Iain gives me an example of a case from last week. The client was charged with drink-driving but had never been in any trouble before. He said: “I asked about his relationship with alcohol. At that point he ‘confessed’ to having a serious addiction despite his wealth and middle-class upbringing. Trauma is not just the enemy of poverty.

“His father died when he was young, and he dealt with the upset and unresolved bereavement by intoxication. He is now referred to a therapist who will deal with the real issue – not his problematic alcohol use but his unresolved trauma.”

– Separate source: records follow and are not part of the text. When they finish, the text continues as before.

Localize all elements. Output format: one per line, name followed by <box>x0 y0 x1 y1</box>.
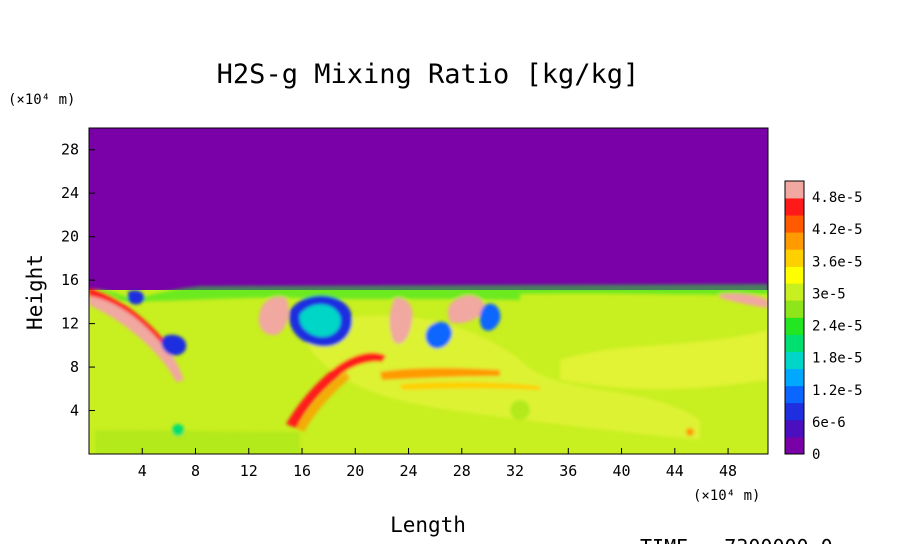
y-tick-label: 8 <box>70 358 79 376</box>
x-tick-label: 28 <box>453 462 471 480</box>
y-tick-label: 24 <box>61 184 79 202</box>
chart-title: H2S-g Mixing Ratio [kg/kg] <box>217 59 640 90</box>
colorbar-swatch <box>785 300 804 318</box>
x-tick-label: 24 <box>399 462 417 480</box>
colorbar-tick-label: 4.8e-5 <box>812 190 863 206</box>
x-axis-title: Length <box>390 513 466 537</box>
colorbar-swatch <box>785 317 804 335</box>
x-tick-label: 36 <box>559 462 577 480</box>
colorbar-frame <box>784 180 805 455</box>
y-unit-label: (×10⁴ m) <box>8 92 75 108</box>
colorbar-tick-label: 4.2e-5 <box>812 222 863 238</box>
colorbar-swatch <box>785 419 804 438</box>
colorbar-swatch <box>785 402 804 421</box>
y-tick-label: 16 <box>61 271 79 289</box>
colorbar-swatch <box>785 436 804 455</box>
x-tick-label: 20 <box>346 462 364 480</box>
heatmap-field <box>89 128 768 454</box>
colorbar-swatch <box>785 249 804 267</box>
colorbar-tick-label: 1.8e-5 <box>812 351 863 367</box>
colorbar <box>784 180 805 455</box>
colorbar-swatch <box>785 215 804 233</box>
x-tick-label: 16 <box>293 462 311 480</box>
colorbar-swatch <box>785 283 804 301</box>
y-tick-label: 4 <box>70 402 79 420</box>
x-tick-label: 40 <box>613 462 631 480</box>
colorbar-tick-label: 3.6e-5 <box>812 254 863 270</box>
x-tick-label: 44 <box>666 462 684 480</box>
colorbar-tick-label: 3e-5 <box>812 286 846 302</box>
colorbar-tick-label: 6e-6 <box>812 415 846 431</box>
colorbar-swatch <box>785 181 804 199</box>
colorbar-swatch <box>785 368 804 387</box>
y-axis-ticks: 4 8 12 16 20 24 28 <box>61 141 95 420</box>
colorbar-swatch <box>785 334 804 353</box>
x-tick-label: 8 <box>191 462 200 480</box>
colorbar-tick-label: 0 <box>812 447 820 463</box>
y-tick-label: 12 <box>61 315 79 333</box>
x-tick-label: 12 <box>240 462 258 480</box>
time-label: TIME = 7300000.0 <box>640 535 833 544</box>
x-tick-label: 4 <box>138 462 147 480</box>
y-axis-title: Height <box>23 254 47 330</box>
colorbar-tick-label: 2.4e-5 <box>812 319 863 335</box>
plot-frame <box>88 127 769 455</box>
colorbar-labels: 4.8e-5 4.2e-5 3.6e-5 3e-5 2.4e-5 1.8e-5 1.2e-5… <box>812 190 863 463</box>
y-tick-label: 20 <box>61 228 79 246</box>
colorbar-swatch <box>785 198 804 216</box>
colorbar-swatch <box>785 266 804 284</box>
x-tick-label: 32 <box>506 462 524 480</box>
y-tick-label: 28 <box>61 141 79 159</box>
colorbar-swatch <box>785 385 804 404</box>
colorbar-swatch <box>785 232 804 250</box>
colorbar-tick-label: 1.2e-5 <box>812 383 863 399</box>
colorbar-swatch <box>785 351 804 370</box>
x-tick-label: 48 <box>719 462 737 480</box>
x-unit-label: (×10⁴ m) <box>693 488 760 504</box>
upper-layer <box>89 128 768 290</box>
x-axis-ticks: 4 8 12 16 20 24 28 32 36 40 44 48 <box>138 448 737 480</box>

The good news is the Scottish Sentencing Council has drafted new guidelines on sentencing for young people up to 25 that recognise the role of understanding ACE. Lady Dorrian, the Lord Justice Clerk, sets out in her introduction to the draft guidelines on sentencing: “A more individualistic approach is necessary and highlights the need to take into account factors common to many young people who commit offences, including adverse childhood experiences such as trauma or bereavement.”

Few Scots lawyers are adopting ACE as an approach. But Iain along with like-minded lawyers – including Melissa Rutherford, Nadine Martin and Tony Bone – have created a new group to encourage awareness of trauma across the legal profession: @TraumaAwareLaw.

Time will tell if we can change our largely punitive, bleak and uncaring criminal justice system to one that can show compassion and mercy to people who’ve been put on the wrong path from childhood trauma.